Hours earlier, the leaders of Democratic Kampuchea had fled the capital’s wide coconut tree-lined boulevards. The rumble of Vietnamese tanks and jeeps echoed from the abandoned buildings forcibly evacuated four years before when the Khmer Rouge had swept into power. Small numbers of Khmer Rouge cadres, soldiers, and families who camped out in the ghost city had been rushed to the station to cling to a train leaving for Battambang. The train carried Pol Pot’s brother-in-law Ieng Sary and other senior officials. There were decomposing bodies on the street but most overpowering was the stench of rotting fish. Residents would have no chance to savor the precious catch, piled high and abandoned, from the annual fishing season on the Tonle Sap.

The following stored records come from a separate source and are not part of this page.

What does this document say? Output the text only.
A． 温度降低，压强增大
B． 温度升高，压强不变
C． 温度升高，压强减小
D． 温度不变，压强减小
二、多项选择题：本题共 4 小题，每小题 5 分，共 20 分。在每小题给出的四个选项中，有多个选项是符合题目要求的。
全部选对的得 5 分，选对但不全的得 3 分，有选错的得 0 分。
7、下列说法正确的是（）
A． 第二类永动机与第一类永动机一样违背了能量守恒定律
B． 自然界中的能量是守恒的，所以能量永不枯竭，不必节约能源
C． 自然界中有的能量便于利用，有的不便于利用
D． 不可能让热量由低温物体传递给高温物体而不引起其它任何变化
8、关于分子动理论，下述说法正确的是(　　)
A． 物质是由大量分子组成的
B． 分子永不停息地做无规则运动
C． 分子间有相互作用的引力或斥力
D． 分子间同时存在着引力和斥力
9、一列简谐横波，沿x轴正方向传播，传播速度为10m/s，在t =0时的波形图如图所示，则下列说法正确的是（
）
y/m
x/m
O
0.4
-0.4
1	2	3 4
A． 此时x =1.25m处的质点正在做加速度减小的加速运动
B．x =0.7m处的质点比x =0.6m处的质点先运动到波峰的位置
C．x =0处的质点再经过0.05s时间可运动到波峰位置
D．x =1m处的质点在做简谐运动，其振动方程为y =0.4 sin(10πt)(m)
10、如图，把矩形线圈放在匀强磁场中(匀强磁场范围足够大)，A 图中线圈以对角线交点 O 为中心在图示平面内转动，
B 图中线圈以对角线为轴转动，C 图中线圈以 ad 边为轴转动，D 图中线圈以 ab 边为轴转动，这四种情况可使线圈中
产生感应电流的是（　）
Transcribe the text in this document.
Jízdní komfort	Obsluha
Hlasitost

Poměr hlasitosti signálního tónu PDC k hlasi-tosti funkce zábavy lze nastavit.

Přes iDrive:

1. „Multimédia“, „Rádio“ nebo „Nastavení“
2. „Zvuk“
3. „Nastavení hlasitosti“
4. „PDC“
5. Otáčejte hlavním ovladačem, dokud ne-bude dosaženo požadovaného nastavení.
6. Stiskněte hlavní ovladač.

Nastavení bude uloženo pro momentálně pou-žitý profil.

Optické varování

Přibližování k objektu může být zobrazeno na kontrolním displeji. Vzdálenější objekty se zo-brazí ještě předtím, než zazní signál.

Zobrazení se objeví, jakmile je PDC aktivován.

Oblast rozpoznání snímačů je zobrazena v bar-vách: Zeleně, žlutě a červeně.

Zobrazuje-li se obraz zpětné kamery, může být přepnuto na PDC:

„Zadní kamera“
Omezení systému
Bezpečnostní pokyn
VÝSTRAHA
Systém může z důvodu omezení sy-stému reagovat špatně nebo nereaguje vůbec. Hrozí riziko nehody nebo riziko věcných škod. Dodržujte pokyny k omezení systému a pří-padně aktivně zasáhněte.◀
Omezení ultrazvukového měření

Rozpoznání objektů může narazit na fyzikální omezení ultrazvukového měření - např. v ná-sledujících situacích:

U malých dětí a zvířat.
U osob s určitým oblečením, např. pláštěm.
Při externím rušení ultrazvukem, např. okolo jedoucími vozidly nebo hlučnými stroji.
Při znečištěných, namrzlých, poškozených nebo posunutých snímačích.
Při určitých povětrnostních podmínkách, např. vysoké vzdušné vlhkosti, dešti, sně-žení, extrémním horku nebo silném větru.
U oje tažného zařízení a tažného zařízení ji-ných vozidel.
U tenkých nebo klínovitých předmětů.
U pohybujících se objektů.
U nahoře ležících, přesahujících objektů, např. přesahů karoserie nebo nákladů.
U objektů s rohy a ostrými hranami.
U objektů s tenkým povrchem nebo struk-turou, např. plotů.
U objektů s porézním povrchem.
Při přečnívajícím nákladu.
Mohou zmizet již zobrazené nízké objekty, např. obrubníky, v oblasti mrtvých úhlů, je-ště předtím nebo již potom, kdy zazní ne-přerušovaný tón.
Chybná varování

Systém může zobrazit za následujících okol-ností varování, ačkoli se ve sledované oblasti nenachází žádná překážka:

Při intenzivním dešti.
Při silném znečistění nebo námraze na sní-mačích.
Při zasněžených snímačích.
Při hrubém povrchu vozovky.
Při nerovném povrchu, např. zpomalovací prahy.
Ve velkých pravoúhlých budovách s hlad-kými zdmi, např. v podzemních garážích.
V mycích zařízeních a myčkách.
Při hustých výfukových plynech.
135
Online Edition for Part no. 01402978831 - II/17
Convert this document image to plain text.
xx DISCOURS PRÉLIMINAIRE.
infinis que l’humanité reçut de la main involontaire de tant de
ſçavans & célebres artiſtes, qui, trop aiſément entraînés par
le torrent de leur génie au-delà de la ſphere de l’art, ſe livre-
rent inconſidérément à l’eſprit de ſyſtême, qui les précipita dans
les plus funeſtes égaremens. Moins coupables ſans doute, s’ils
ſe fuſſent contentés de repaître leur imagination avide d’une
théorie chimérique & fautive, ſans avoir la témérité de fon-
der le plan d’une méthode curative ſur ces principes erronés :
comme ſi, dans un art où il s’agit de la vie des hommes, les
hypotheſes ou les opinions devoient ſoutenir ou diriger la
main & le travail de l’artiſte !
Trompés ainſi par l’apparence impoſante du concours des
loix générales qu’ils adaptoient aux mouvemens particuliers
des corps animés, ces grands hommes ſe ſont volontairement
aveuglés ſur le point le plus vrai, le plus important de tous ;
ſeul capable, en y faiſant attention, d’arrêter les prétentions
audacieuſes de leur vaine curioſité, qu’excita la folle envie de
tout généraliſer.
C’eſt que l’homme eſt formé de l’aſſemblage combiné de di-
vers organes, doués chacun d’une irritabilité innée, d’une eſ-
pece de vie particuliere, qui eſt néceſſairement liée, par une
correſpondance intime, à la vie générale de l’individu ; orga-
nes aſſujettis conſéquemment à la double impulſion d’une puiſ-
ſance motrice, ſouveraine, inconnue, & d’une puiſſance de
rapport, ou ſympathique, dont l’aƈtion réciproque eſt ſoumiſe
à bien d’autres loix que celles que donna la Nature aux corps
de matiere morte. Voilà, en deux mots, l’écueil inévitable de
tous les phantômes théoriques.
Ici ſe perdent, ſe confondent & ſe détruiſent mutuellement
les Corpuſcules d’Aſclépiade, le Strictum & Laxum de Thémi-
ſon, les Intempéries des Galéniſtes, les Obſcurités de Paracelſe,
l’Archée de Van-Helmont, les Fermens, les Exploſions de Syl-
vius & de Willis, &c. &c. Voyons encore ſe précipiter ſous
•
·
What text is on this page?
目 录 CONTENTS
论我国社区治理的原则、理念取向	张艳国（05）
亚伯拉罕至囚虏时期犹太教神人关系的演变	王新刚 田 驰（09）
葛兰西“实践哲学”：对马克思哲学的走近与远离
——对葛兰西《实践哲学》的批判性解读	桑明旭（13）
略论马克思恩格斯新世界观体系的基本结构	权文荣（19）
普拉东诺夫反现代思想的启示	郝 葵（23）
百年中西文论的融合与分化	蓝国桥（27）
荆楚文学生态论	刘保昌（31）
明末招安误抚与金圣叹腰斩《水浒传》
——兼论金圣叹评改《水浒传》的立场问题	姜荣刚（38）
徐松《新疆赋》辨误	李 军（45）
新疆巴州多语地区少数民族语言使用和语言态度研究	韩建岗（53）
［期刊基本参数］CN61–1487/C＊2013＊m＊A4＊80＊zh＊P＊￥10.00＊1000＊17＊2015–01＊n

The smelly shell of a capital devoid of inhabitants that the Vietnamese army took over in 1979 could not have been more different from the bustling Saigon that Hanoi troops had stormed into four years before – ironically, days after the Khmer Rouge took over Phnom Penh. On April 30, 1975 I watched North Vietnamese tanks crash through the gates of the presidential palace and raise the communist flag. Ironically, the North Vietnamese colonel Bui Tin, who was present at the palace to take the surrender of the last president of South Vietnam, found himself in Phnom Penh four years later too. But this time there was no surrender to receive. He hovered over the abandoned capital in a helicopter.